Like many software engineers, I’m very excited about how LLMs are transforming knowledge work. Just a year after the first release of ChatGPT, an AI assistant is now a core part of my daily workflow.
Generative AI has been particularly buzzy in the data space. The idea that you can ask a question about your business in natural language and get a correct, rich, insightful answer is the holy grail of data science, and it’s starting to feel like it might actually be within reach.
Our core mission at Hashboard is to make data accessible and useful for everyone, no matter your background. So like many data startups, we couldn’t resist building an LLM integration into our product.
The architecture of our first AI feature, called the “AI Assistant”, was relatively simple. We’ve already built a yml-based API for configuring charts and dashboards in Hashboard. So the idea was to describe this API in the prompt of an LLM model, share context about the data that the user is currently exploring (the available columns, filters, etc) and then append a user’s prompt. We’d ask the LLM to generate a chart that answers the user’s question.
We had an initial prototype working in just a few days. (It’s mindblowing how quickly these kinds of features can be built!) And our early demos were magical: we could pull up our favorite sample dataset, NYC 311 complaint calls, and ask natural language questions like “How much did noise complaints increase in NYC after the Covid lockdown?”
After a few rounds of polish and QA, we were ready for some real user feedback, so we turned it on for some customers.
Although results from our internal testing were impressive, the real-world results were not quite there. Most users tried the feature out a few times and then never came back.
What happened? Reviewing the data, we found there were four different failure modes happening:
Mistaken identity: Many users expected the AI to behave like a general-purpose assistant, seeking advice on how to use the product instead of looking for answers directly. Questions like “How do I replace 'null' with '0' in this table?” weren’t uncommon. But the feature only generated charts, so users didn’t get the answers they expected.
Overestimating capabilities: Some users asked the assistant to build charts that aren’t actually possible to build in Hashboard, like "Can you color the bars with polka dots?”
Using the wrong data: Our customers usually have many different datasets modeled in Hashboard, and asking users to choose the right dataset before asking a question was a big barrier to overcome. You’re never going to get a good answer about marketing channels if you’re exploring a logistics dataset that doesn’t have any marketing data to begin with.
Inaccurate data filtering: Filtering a dataset is particularly challenging when you don’t have context on the data scheme being used upstream. A classic example: if your dataset encodes location with a zip code, asking "How many widgets did we sell in our Northeast region" will need additional context to work correctly.
Overall, this was a problem about constraints. The AI had particular constraints about what it could and could not do, and those constraints did not line up with what users expected.
From our AI beta, we’ve learned a few general principles about these kinds of features.
AI capabilities need clarity: If you’re crafting an AI feature to "use the app for you," it's vital to set clear boundaries. Users often overestimate AI's capacities, leading to frustration.
Tech-savvy users prefer precision: Using natural language to ask questions about data sounds appealing, but when data practitioners have an actual question to answer, they’re (for now) still reaching for high-precision, traditional workflows – as long as they’re efficient and easy to use.
Data selection is key: Features that demand users to pre-select data will not work well. The real challenge lies in identifying the right dataset, columns, and filters.
Users actually just want product help: The most common naturally-emerging use case for a conversational UI was asking for help using the app. To do this well, your product needs good documentation to feed into the model or prompt. This is useful even without AI!
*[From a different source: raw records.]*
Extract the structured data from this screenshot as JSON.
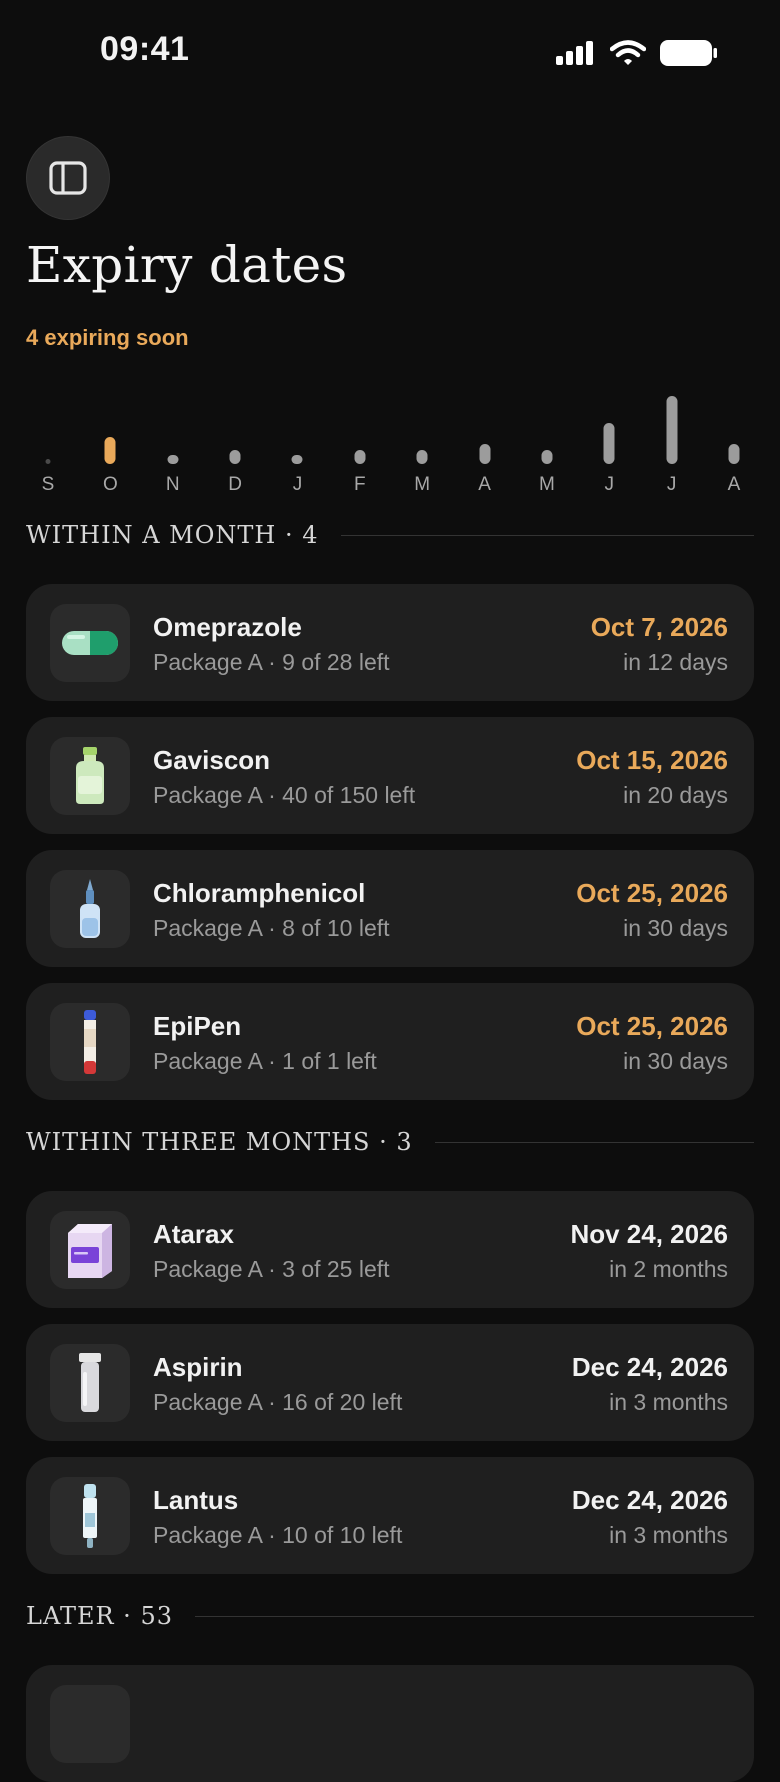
{
  "status_bar": {
    "time": "09:41"
  },
  "header": {
    "title": "Expiry dates",
    "subtitle": "4 expiring soon"
  },
  "timeline": {
    "months": [
      {
        "label": "S",
        "count": 0,
        "highlight": false
      },
      {
        "label": "O",
        "count": 4,
        "highlight": true
      },
      {
        "label": "N",
        "count": 1,
        "highlight": false
      },
      {
        "label": "D",
        "count": 2,
        "highlight": false
      },
      {
        "label": "J",
        "count": 1,
        "highlight": false
      },
      {
        "label": "F",
        "count": 2,
        "highlight": false
      },
      {
        "label": "M",
        "count": 2,
        "highlight": false
      },
      {
        "label": "A",
        "count": 3,
        "highlight": false
      },
      {
        "label": "M",
        "count": 2,
        "highlight": false
      },
      {
        "label": "J",
        "count": 6,
        "highlight": false
      },
      {
        "label": "J",
        "count": 10,
        "highlight": false
      },
      {
        "label": "A",
        "count": 3,
        "highlight": false
      }
    ],
    "colors": {
      "bar": "#9c9c9c",
      "highlight": "#e9a95a",
      "empty": "#4a4a4a"
    }
  },
  "sections": [
    {
      "title": "WITHIN A MONTH · 4",
      "items": [
        {
          "name": "Omeprazole",
          "sub": "Package A · 9 of 28 left",
          "date": "Oct 7, 2026",
          "rel": "in 12 days",
          "soon": true,
          "icon": "capsule-icon"
        },
        {
          "name": "Gaviscon",
          "sub": "Package A · 40 of 150 left",
          "date": "Oct 15, 2026",
          "rel": "in 20 days",
          "soon": true,
          "icon": "bottle-icon"
        },
        {
          "name": "Chloramphenicol",
          "sub": "Package A · 8 of 10 left",
          "date": "Oct 25, 2026",
          "rel": "in 30 days",
          "soon": true,
          "icon": "dropper-icon"
        },
        {
          "name": "EpiPen",
          "sub": "Package A · 1 of 1 left",
          "date": "Oct 25, 2026",
          "rel": "in 30 days",
          "soon": true,
          "icon": "autoinjector-icon"
        }
      ]
    },
    {
      "title": "WITHIN THREE MONTHS · 3",
      "items": [
        {
          "name": "Atarax",
          "sub": "Package A · 3 of 25 left",
          "date": "Nov 24, 2026",
          "rel": "in 2 months",
          "soon": false,
          "icon": "box-icon"
        },
        {
          "name": "Aspirin",
          "sub": "Package A · 16 of 20 left",
          "date": "Dec 24, 2026",
          "rel": "in 3 months",
          "soon": false,
          "icon": "tube-icon"
        },
        {
          "name": "Lantus",
          "sub": "Package A · 10 of 10 left",
          "date": "Dec 24, 2026",
          "rel": "in 3 months",
          "soon": false,
          "icon": "pen-icon"
        }
      ]
    },
    {
      "title": "LATER · 53",
      "items": []
    }
  ]
}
It’s clear from this why LLMs for coding have taken off much quicker than for data analysis. Writing a function is a fairly constrained activity: a good function has well-defined inputs and outputs, and can be easily tested and validated, even if the implementation is complicated. But data exploration is a much more open-ended activity. The AI often will not have enough context to just jump straight to an answer. Until this bridge is gapped, the value will come from helping users use their tools more effectively, not replacing them entirely.
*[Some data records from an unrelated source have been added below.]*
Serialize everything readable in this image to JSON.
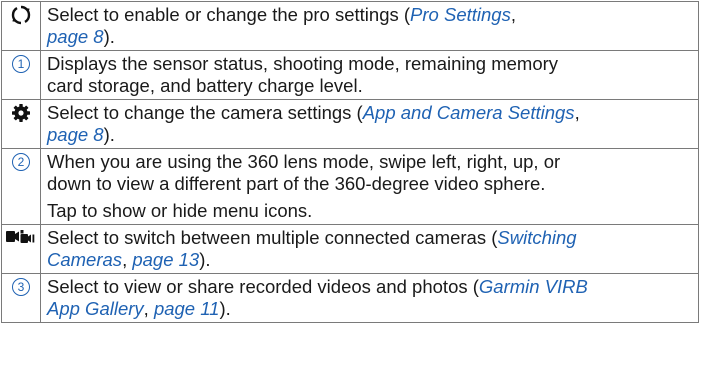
{
  "rows": [
    {
      "icon": "pro-settings-icon",
      "lines": [
        {
          "parts": [
            {
              "t": "Select to enable or change the pro settings ("
            },
            {
              "t": "Pro Settings",
              "link": true
            },
            {
              "t": ","
            }
          ]
        },
        {
          "parts": [
            {
              "t": "page 8",
              "link": true
            },
            {
              "t": ")."
            }
          ]
        }
      ]
    },
    {
      "icon": "callout-1-icon",
      "callout": "1",
      "lines": [
        {
          "parts": [
            {
              "t": "Displays the sensor status, shooting mode, remaining memory"
            }
          ]
        },
        {
          "parts": [
            {
              "t": "card storage, and battery charge level."
            }
          ]
        }
      ]
    },
    {
      "icon": "gear-icon",
      "lines": [
        {
          "parts": [
            {
              "t": "Select to change the camera settings ("
            },
            {
              "t": "App and Camera Settings",
              "link": true
            },
            {
              "t": ","
            }
          ]
        },
        {
          "parts": [
            {
              "t": "page 8",
              "link": true
            },
            {
              "t": ")."
            }
          ]
        }
      ]
    },
    {
      "icon": "callout-2-icon",
      "callout": "2",
      "lines": [
        {
          "parts": [
            {
              "t": "When you are using the 360 lens mode, swipe left, right, up, or"
            }
          ]
        },
        {
          "parts": [
            {
              "t": "down to view a different part of the 360-degree video sphere."
            }
          ]
        },
        {
          "para": true,
          "parts": [
            {
              "t": "Tap to show or hide menu icons."
            }
          ]
        }
      ]
    },
    {
      "icon": "switch-cameras-icon",
      "lines": [
        {
          "parts": [
            {
              "t": "Select to switch between multiple connected cameras ("
            },
            {
              "t": "Switching",
              "link": true
            }
          ]
        },
        {
          "parts": [
            {
              "t": "Cameras",
              "link": true
            },
            {
              "t": ", "
            },
            {
              "t": "page 13",
              "link": true
            },
            {
              "t": ")."
            }
          ]
        }
      ]
    },
    {
      "icon": "callout-3-icon",
      "callout": "3",
      "lines": [
        {
          "parts": [
            {
              "t": "Select to view or share recorded videos and photos ("
            },
            {
              "t": "Garmin VIRB",
              "link": true
            }
          ]
        },
        {
          "parts": [
            {
              "t": "App Gallery",
              "link": true
            },
            {
              "t": ", "
            },
            {
              "t": "page 11",
              "link": true
            },
            {
              "t": ")."
            }
          ]
        }
      ]
    }
  ],
  "colors": {
    "text": "#1a1a1a",
    "link": "#1f62b3",
    "border": "#7a7a7a"
  }
}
The takeaway: in the short term, data analysts and engineers are going to benefit a lot from well-scoped LLM-powered features like text-to-SQL. But although they are fun to play with and can create some flashy demos, AI features aimed at making data science more accessible to non-experts still have a long way to go before they can truly make a big impact.
We’re still iterating on AI features in Hashboard with these lessons in mind. We’re working on adding more natural language capabilities to our recently launched Data Search feature, which has a more precise interface and works across all the datasets in your project. And most importantly, we’ll continue listening to our users and iterating. AI features are only worth building if they actually get used!